Vet your vendors. Hacks are often perpetrated through the victim’s small or midsize vendors. That’s because smaller companies often lack the resources to put strong security measures in place — and hackers are ready, willing and able to take advantage.
Some companies limit outside access to their computer networks, refusing supplier and customer requests to share data. Others require vendors to verify their network security protocols. Some companies are establishing cybersecurity ratings — similar to credit scores — based on the amount of traffic to a company’s website coming from servers that are linked to cybercrime. As those ratings become more refined, managers may choose to avoid doing business with high-risk customers and suppliers.
Limit access. Companies often have more devices connected to the internet than management realizes. Moreover, when employees take devices out of the office or work from home, they expose data to less-than-secure home networks and public hotspots that provide wireless internet access.
Evaluate which devices need to be connected to the internet and take steps to minimize off-site risks. Consider limiting which employees can work from home, educating employees about the risks of cyberbreaches and installing encryption software on devices that link to external networks. Encryption may create compatibility issues when sharing data with other companies and slow down data transmission. But it can be a powerful and cost-effective tool in the battle against cybercrime.
Adopt a continuous-improvement mindset. Protecting against cyberthreats is an ongoing challenge, not a one-time event. Every time a software, hardware or application manufacturer releases an update or patch, install it immediately on every device in a systematic fashion. Why? Hackers constantly troll for the latest patches and updates because they show where vulnerabilities exist. If hackers are nimble, they can exploit these vulnerabilities to steal data before customers have a chance to install the fix.
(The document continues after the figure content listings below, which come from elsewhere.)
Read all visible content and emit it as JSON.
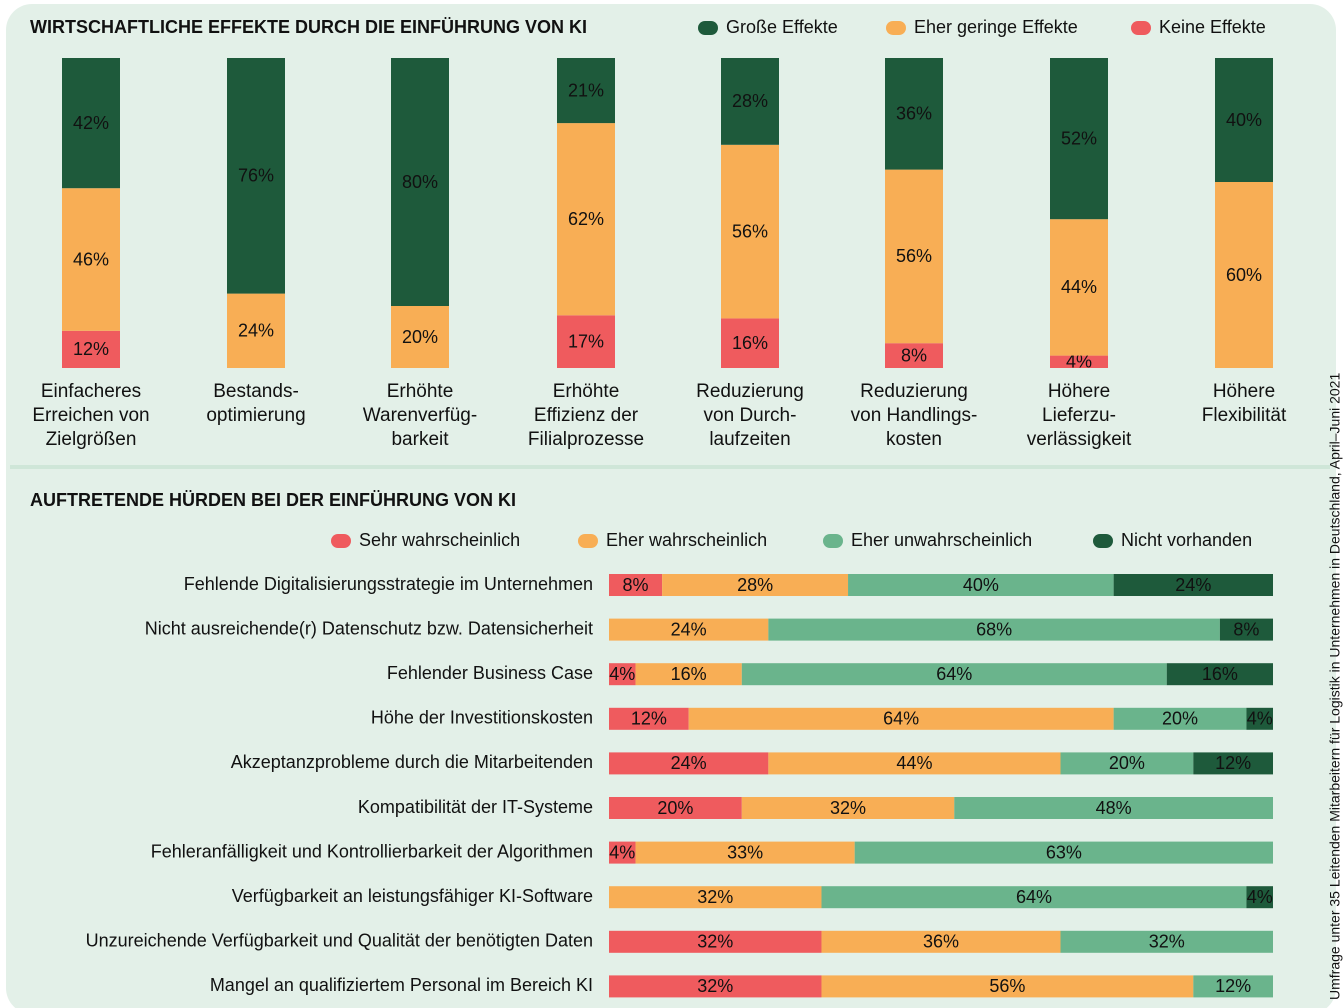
{
  "chart_data": [
    {
      "type": "stacked_bar",
      "title": "WIRTSCHAFTLICHE EFFEKTE DURCH DIE EINFÜHRUNG VON KI",
      "categories": [
        "Einfacheres\nErreichen von\nZielgrößen",
        "Bestands-\noptimierung",
        "Erhöhte\nWarenverfüg-\nbarkeit",
        "Erhöhte\nEffizienz der\nFilialprozesse",
        "Reduzierung\nvon Durch-\nlaufzeiten",
        "Reduzierung\nvon Handlings-\nkosten",
        "Höhere\nLieferzu-\nverlässigkeit",
        "Höhere\nFlexibilität"
      ],
      "series": [
        {
          "name": "Große Effekte",
          "color": "#1e5a3b",
          "values": [
            42,
            76,
            80,
            21,
            28,
            36,
            52,
            40
          ],
          "value_labels": [
            "42%",
            "76%",
            "80%",
            "21%",
            "28%",
            "36%",
            "52%",
            "40%"
          ]
        },
        {
          "name": "Eher geringe Effekte",
          "color": "#f8ae55",
          "values": [
            46,
            24,
            20,
            62,
            56,
            56,
            44,
            60
          ],
          "value_labels": [
            "46%",
            "24%",
            "20%",
            "62%",
            "56%",
            "56%",
            "44%",
            "60%"
          ]
        },
        {
          "name": "Keine Effekte",
          "color": "#ef5b5e",
          "values": [
            12,
            0,
            0,
            17,
            16,
            8,
            4,
            0
          ],
          "value_labels": [
            "12%",
            null,
            null,
            "17%",
            "16%",
            "8%",
            "4%",
            null
          ]
        }
      ]
    },
    {
      "type": "stacked_barh",
      "title": "AUFTRETENDE HÜRDEN BEI DER EINFÜHRUNG VON KI",
      "categories": [
        "Fehlende Digitalisierungsstrategie im Unternehmen",
        "Nicht ausreichende(r) Datenschutz bzw. Datensicherheit",
        "Fehlender Business Case",
        "Höhe der Investitionskosten",
        "Akzeptanzprobleme durch die Mitarbeitenden",
        "Kompatibilität der IT-Systeme",
        "Fehleranfälligkeit und Kontrollierbarkeit der Algorithmen",
        "Verfügbarkeit an leistungsfähiger KI-Software",
        "Unzureichende Verfügbarkeit und Qualität der benötigten Daten",
        "Mangel an qualifiziertem Personal im Bereich KI"
      ],
      "series": [
        {
          "name": "Sehr wahrscheinlich",
          "color": "#ef5b5e",
          "values": [
            8,
            0,
            4,
            12,
            24,
            20,
            4,
            0,
            32,
            32
          ],
          "value_labels": [
            "8%",
            null,
            "4%",
            "12%",
            "24%",
            "20%",
            "4%",
            null,
            "32%",
            "32%"
          ]
        },
        {
          "name": "Eher wahrscheinlich",
          "color": "#f8ae55",
          "values": [
            28,
            24,
            16,
            64,
            44,
            32,
            33,
            32,
            36,
            56
          ],
          "value_labels": [
            "28%",
            "24%",
            "16%",
            "64%",
            "44%",
            "32%",
            "33%",
            "32%",
            "36%",
            "56%"
          ]
        },
        {
          "name": "Eher unwahrscheinlich",
          "color": "#6ab48c",
          "values": [
            40,
            68,
            64,
            20,
            20,
            48,
            63,
            64,
            32,
            12
          ],
          "value_labels": [
            "40%",
            "68%",
            "64%",
            "20%",
            "20%",
            "48%",
            "63%",
            "64%",
            "32%",
            "12%"
          ]
        },
        {
          "name": "Nicht vorhanden",
          "color": "#1e5a3b",
          "values": [
            24,
            8,
            16,
            4,
            12,
            0,
            0,
            4,
            0,
            0
          ],
          "value_labels": [
            "24%",
            "8%",
            "16%",
            "4%",
            "12%",
            null,
            null,
            "4%",
            null,
            null
          ]
        }
      ]
    }
  ],
  "source": "Umfrage unter 35 Leitenden Mitarbeitern für Logistik in Unternehmen in Deutschland, April–Juni 2021"
}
Another useful prevention strategy is requiring periodic changes to log-in passwords. Hacked passwords can cause a domino effect, because people tend to use the same password for multiple accounts. Some companies also use a security question or require users to authenticate their identity using a smartphone as another layer of verification.
Cover your assets. Another popular security measure is cyber liability insurance. Professional and general business liability insurance policies generally don’t cover losses related to a hacking incident. Cyber liability insurance can cover a variety of risks, depending on the scope of the policy. It typically protects against liability or losses that come from unauthorized access to your company’s electronic data and software.
Instead of purchasing a standalone cyber liability policy, you might be able to add a cyber liability endorsement to your errors and omissions policy. Not surprisingly, the coverage through the endorsement isn’t as extensive as the coverage in a standalone policy.
Seek outside help. Cybersecurity is an important task that few organizations can handle exclusively in-house. Consider seeking outside resources to reinforce your current information technology (IT) policies and procedures. For example, a growing number of small and midsize companies use outside computer security companies to evaluate vulnerabilities in their networks and test how well in-house IT professionals are securing their networks.
For More Information
Risk assessment is also an important part of year-end audit procedures. Accountants are familiar with ways to identify and reduce cyber-risks. Failure to protect valuable intangibles against the risk of cyberattacks can turn these valuable assets into costly liabilities.